Great Indian Kitchen Inspires Urgent Call to Unlearn Roles

The Great Indian Kitchen on Amazon Prime – Film Review by Vandana Shah of Cary, North Carolina, Founding Creative Justice Leader for SisterScene. Will you please join Vandana in making the connection between how cultural critiques, questions, conversations and the use of social media can promote multiracial social justice? Join the SisterScene here: www.simplysupportivecommunity.org.

The Great Indian Kitchen is a Malyalam movie that so beautifully and graphically highlights the everyday drudgery of millions of South Asian women. The film vividly captures the most pervasive and in many ways crushing manifestation of patriarchy in every day life for most South Asian women – the singular burden she faces as the wife/daughter-in-law/mother to provide a freshly cooked meal three times a day. The movie depicts the constant chopping, frying, grinding, cleaning, pressure cooking, serving the male family members, eating the leftovers once the men are done, cleaning up and then starting all over again for the next meal. This is depicted day after day in a staccato manner which is very powerful to capture the grinding nature of each of these repetitive tasks.

The film captures how women at every socio-economic level are shaped by the patriarchy that limits and defines their very existence every minute of every day.
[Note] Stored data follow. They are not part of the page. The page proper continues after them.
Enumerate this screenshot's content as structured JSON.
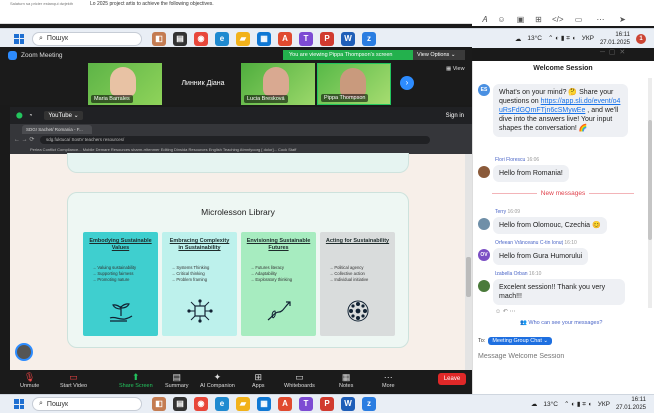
{
  "top_doc": {
    "left_text": "Salaturn sa pricier estanqui dwjekth",
    "text": "Lo 2025 project artis to achieve the following objectives."
  },
  "taskbar_top": {
    "search": "Пошук",
    "temp": "13°C",
    "lang": "УКР",
    "time": "16:11",
    "date": "27.01.2025",
    "badge": "1"
  },
  "zoom": {
    "title": "Zoom Meeting",
    "viewing": "You are viewing Pippa Thompson's screen",
    "view_options": "View Options",
    "view": "View",
    "participants": [
      {
        "name": "Maria Barrales"
      },
      {
        "name": "Линник Діана"
      },
      {
        "name": "Lucia Bresková"
      },
      {
        "name": "Pippa Thompson"
      }
    ],
    "toolbar": {
      "unmute": "Unmute",
      "start_video": "Start Video",
      "share_screen": "Share Screen",
      "summary": "Summary",
      "ai_companion": "AI Companion",
      "apps": "Apps",
      "whiteboards": "Whiteboards",
      "notes": "Notes",
      "more": "More",
      "leave": "Leave"
    }
  },
  "browser": {
    "youtube": "YouTube",
    "sign_in": "Sign in",
    "tab_title": "SDG! Sachet/ Romania - F...",
    "url": "sdg.fuktuca/ SostV teachers resources/",
    "bookmarks": "Perlea   Conflict Compliance...   Mobile   Demare Resources   sharm-rrltenmer   Editing   Dinsida Resources   English Teaching   Atmnfyoorg [ dolor]...   Cock Staff"
  },
  "page": {
    "library_title": "Microlesson Library",
    "cards": [
      {
        "title": "Embodying Sustainable Values",
        "items": [
          "Valuing sustainability",
          "Supporting fairness",
          "Promoting nature"
        ],
        "color": "#3fcfcf"
      },
      {
        "title": "Embracing Complexity in Sustainability",
        "items": [
          "Systems Thinking",
          "Critical thinking",
          "Problem framing"
        ],
        "color": "#bdf1ec"
      },
      {
        "title": "Envisioning Sustainable Futures",
        "items": [
          "Futures literacy",
          "Adaptability",
          "Exploratory thinking"
        ],
        "color": "#a7ecc0"
      },
      {
        "title": "Acting for Sustainability",
        "items": [
          "Political agency",
          "Collective action",
          "Individual initiative"
        ],
        "color": "#d9dcdc"
      }
    ]
  },
  "chat": {
    "title": "Welcome Session",
    "messages": [
      {
        "initials": "ES",
        "text_before": "What's on your mind? 🤔 Share your questions on ",
        "link": "https://app.sli.do/event/o4uRsFdGQmFTjn6cSMywEe",
        "text_after": " , and we'll dive into the answers live! Your input shapes the conversation! 🌈"
      },
      {
        "sender": "Flori Florescu",
        "time": "16:06",
        "text": "Hello from Romania!"
      },
      {
        "divider": "New messages"
      },
      {
        "sender": "Terry",
        "time": "16:09",
        "text": "Hello from Olomouc, Czechia 😊"
      },
      {
        "sender": "Orfeean Vrânceanu C-tin Ionuț",
        "time": "16:10",
        "initials": "OV",
        "text": "Hello from Gura Humorului"
      },
      {
        "sender": "Izabella Orban",
        "time": "16:10",
        "text": "Excelent session!! Thank you very mach!!!"
      }
    ],
    "who_can_see": "Who can see your messages?",
    "to_label": "To:",
    "to_target": "Meeting Group Chat",
    "input_placeholder": "Message Welcome Session"
  },
  "taskbar_bottom": {
    "search": "Пошук",
    "temp": "13°C",
    "lang": "УКР",
    "time": "16:11",
    "date": "27.01.2025"
  }
}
Every South Asian woman who has grown up in the region or even the diaspora will have experienced this role and routine in some direct or indirect manner.

I was surprised at the anger it evoked in me. Not at the men, but at myself! How even I,with my education and ambition, had unquestioningly accepted that role when I first got married and moved to the United States. The learned behavior of seeing every woman in my extended family was engrained deep into my psyche and I struggled to fulfill the role even as I worked hard to build a fast paced career. I take full responsibility for assuming (based on my cultural conditioning) that the responsibility of putting a nutritious meal on the table was primarily mine – and one of the important dimensions of fulfilling my role as wife and mother.
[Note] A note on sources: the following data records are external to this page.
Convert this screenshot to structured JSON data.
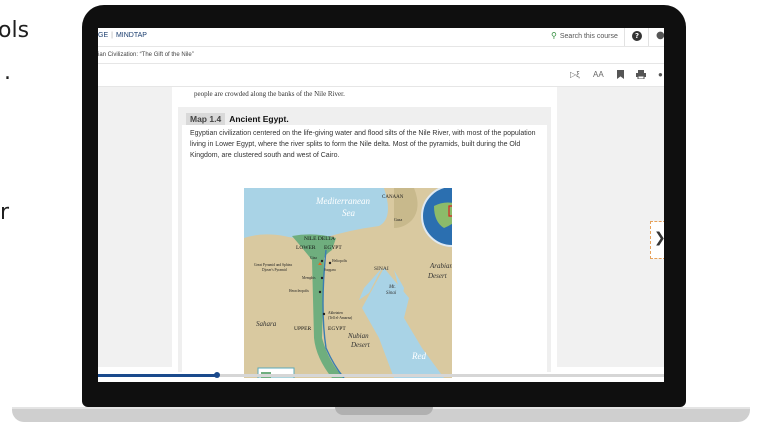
{
  "background": {
    "fragments": [
      "ols",
      ".",
      "r"
    ]
  },
  "app": {
    "brand_left": "GE",
    "brand_right": "MINDTAP",
    "search_label": "Search this course",
    "help_label": "?"
  },
  "breadcrumb": "ian Civilization: “The Gift of the Nile”",
  "toolbar": {
    "listen_label": "▷ξ",
    "text_size_label": "AA"
  },
  "page": {
    "top_line": "people are crowded along the banks of the Nile River.",
    "map_number": "Map 1.4",
    "map_title": "Ancient Egypt.",
    "caption": "Egyptian civilization centered on the life-giving water and flood silts of the Nile River, with most of the population living in Lower Egypt, where the river splits to form the Nile delta. Most of the pyramids, built during the Old Kingdom, are clustered south and west of Cairo."
  },
  "map_labels": {
    "sea_1": "Mediterranean",
    "sea_2": "Sea",
    "canaan": "CANAAN",
    "gaza": "Gaza",
    "delta": "NILE DELTA",
    "lower": "LOWER",
    "egypt": "EGYPT",
    "giza": "Giza",
    "heliopolis": "Heliopolis",
    "pyramids_1": "Great Pyramid and Sphinx",
    "pyramids_2": "Djoser's Pyramid",
    "saqqara": "Saqqara",
    "memphis": "Memphis",
    "heracleopolis": "Heracleopolis",
    "sinai": "SINAI",
    "mt": "Mt.",
    "mt_sinai": "Sinai",
    "arabian": "Arabian",
    "desert": "Desert",
    "akhetaten": "Akhetaten",
    "amarna": "(Tell el-Amarna)",
    "sahara": "Sahara",
    "upper": "UPPER",
    "egypt_upper": "EGYPT",
    "nubian": "Nubian",
    "nubian_desert": "Desert",
    "red": "Red"
  },
  "colors": {
    "accent": "#1a4a8c",
    "search_icon": "#2e8b3a",
    "sea": "#a9d3e6",
    "land": "#d9c9a0",
    "nile_valley": "#6fae7e",
    "next_border": "#e6a15a"
  },
  "progress": {
    "fraction": 0.21
  }
}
My husband was an excellent cook when we got married but I remained comfortable with the notion that he would make the occasional exotic dish for a party or on the weekend but the daily responsibility of cooking with some help from him was primarily mine.

Only after nearly two decades did I manage to gently (and sometime not so gently) renegotiate these roles to share the responsibility of every day cooking more equally. I can happily report that he now takes pride in telling our friends that he makes a way better dal than I do – and I heartily second that!
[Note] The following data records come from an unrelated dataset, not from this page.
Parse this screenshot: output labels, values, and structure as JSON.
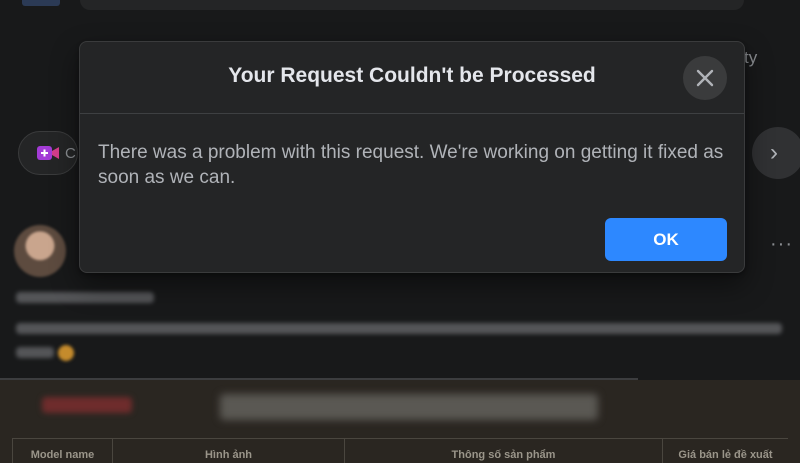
{
  "dialog": {
    "title": "Your Request Couldn't be Processed",
    "message": "There was a problem with this request. We're working on getting it fixed as soon as we can.",
    "ok_label": "OK",
    "close_icon": "close-icon"
  },
  "background": {
    "right_hint": "ty",
    "room_chip_letter": "C",
    "arrow_glyph": "›",
    "more_glyph": "···",
    "product_table_headers": [
      "Model name",
      "Hình ảnh",
      "Thông số sản phẩm",
      "Giá bán lẻ đề xuất"
    ]
  },
  "colors": {
    "accent": "#2d88ff",
    "dialog_bg": "#242526",
    "page_bg": "#18191a"
  }
}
My advice to all my young South Asian sisters who are dating and/or considering marriage with a man from our region –do not assume or more importantly let him not ever assume that you are his means to “freshly cooked hot meals every day!”

It is not easy to unlearn centuries of reinforced behavior on what it means to be a good wife, mother, daughter in law – but every time you are able to demand some modicum of equality in sharing household chores, you are making not just your own life easier but also paving the way for all those men and women who are taking cues from you.

Dear SisterScene Readers,

How have you received Vandana’s story about her path around sharing/changing gender roles, exploring family and ancestral commitments, questioning ways to meet expectations, and making room for growth and progress? SisterScene invites us to see and explore cultural critique, personal interrogation as a process or pathway to gaining liberation, personally and collectively. No matter what gender you claim or identify with, no matter what your ancestors or society claims your role is supposed to be, you are invited here to share your reaction, your response and your ideas. Will you please join her in making the connection between how cultural critiques, questions, conversations and the use of social media can promote multiracial social justice? Join the SisterScene here: www.simplysupportivecommunity.org

The SisterScene is simply a supportive community for creative, multiracial justice. Vandana and I have been exploring how making personal connections about marriage, parenting, cooking, art, poetry, film, work and political challenges since we met in 1998 via our dear friend, Elin of Reykjavic. Elin recognized Vandana and my voices as feminists who love family and food and culture, so Vandana was invited to my house to learn how to make gumbo and we have been cooking up revolutionary ideas about our family and work lives ever since!